A has been involved in significant ongoing litigation regarding his alleged siphoning of $6 billion of assets from a bank of which he was chairman. These assets had been transferred to a large number of companies and individuals in order to conceal their whereabouts and ownership. Over the course of the proceedings he instructed three different firms of solicitors, all of whom were in possession of a huge volume of documents relating to his assets. The court held that A had attempted to deceive all three firms as to the extent of his assets and about companies of which he was the beneficial owner. The claimant bank sought disclosure of the documents in the solicitors' possession. The court had to decide whether the documents were privileged
In holding that they were not privileged, the judge cited a long (and occasionally ancient) line of authority to the effect that privilege does not exist where a party has used their solicitors (knowingly or unknowingly) to commit an 'iniquity'. The fact that privilege necessarily requires confidentiality was crucial to the judge's reasoning. Popplewell J summarised the position thus:
'In the 'ordinary run' of criminal cases the solicitor will be acting in the ordinary course of professional engagement, and the client doing no more than using him to provide the services inherent in the proper fulfilment of such engagement, even where in denying the crime the defendant puts forward what the jury finds to be a bogus defence.
But where in civil proceedings there is deception of the solicitors in order to use them as an instrument to perpetrate a substantial fraud on the other party and the court, that may well be indicative of a lack of confidentiality which is the essential prerequisite for the attachment of legal professional privilege. The deception of the solicitors, and therefore the abuse of the normal solicitor/client relationship, will often be the hallmark of iniquity which negates the privilege.'
That analysis was not inconsistent with rights under the ECHR and the European jurisprudence in relation to lawyer/client privilege. Where there was an abuse of the relationship, interference with Article 8 rights was justified where proportionate. Privilege in communications with lawyers also potentially engaged the right to a fair trial under Article 6, but it was self-evident that Article 6 rights could not be invoked to protect communications in furtherance of a purpose which was the very opposite of securing a fair trial.
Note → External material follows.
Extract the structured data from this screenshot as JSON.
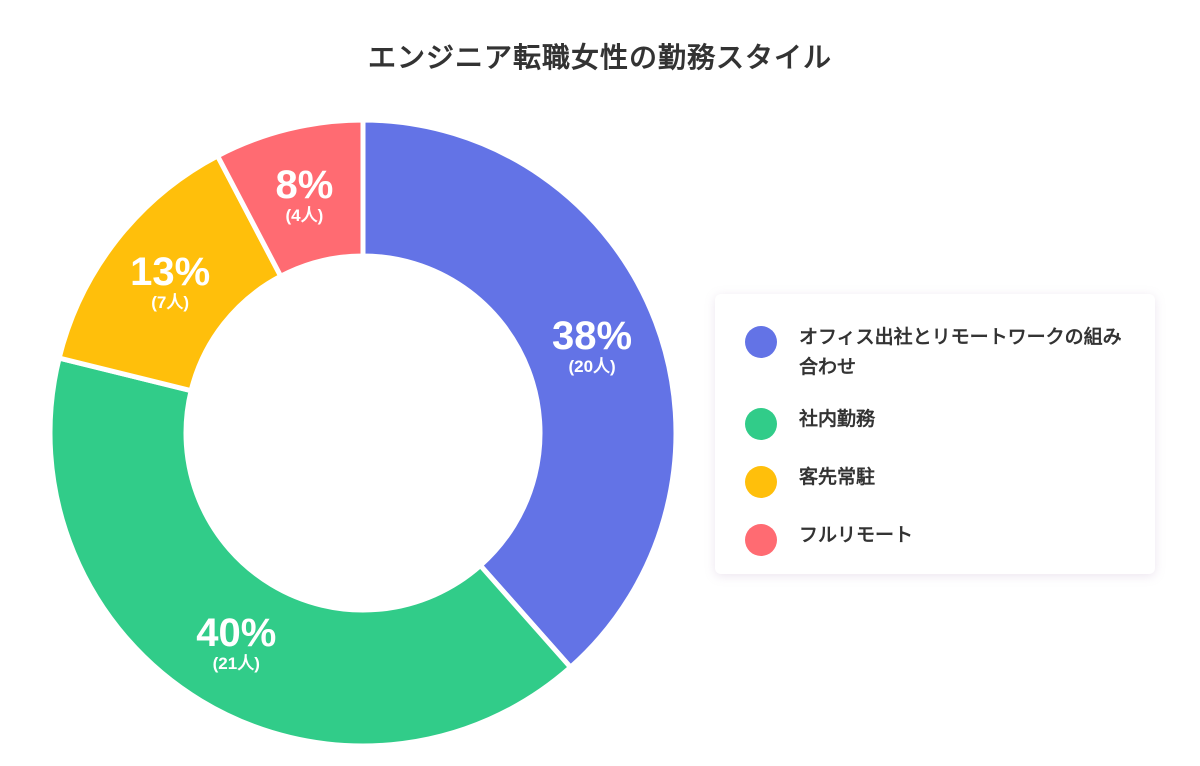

The case is complex and is illustrative of the fact that in the 'ordinary run of things' clients may lie to their solicitors routinely in advancing a case and a defence. This is arguably an essential component of an adversarial system. On any given set of facts, it may not be easy to work out whether a party's conduct goes beyond this to being so egregious, misleading and abusive as to amount to an iniquity. It is not yet clear whether the judgment will be appealed.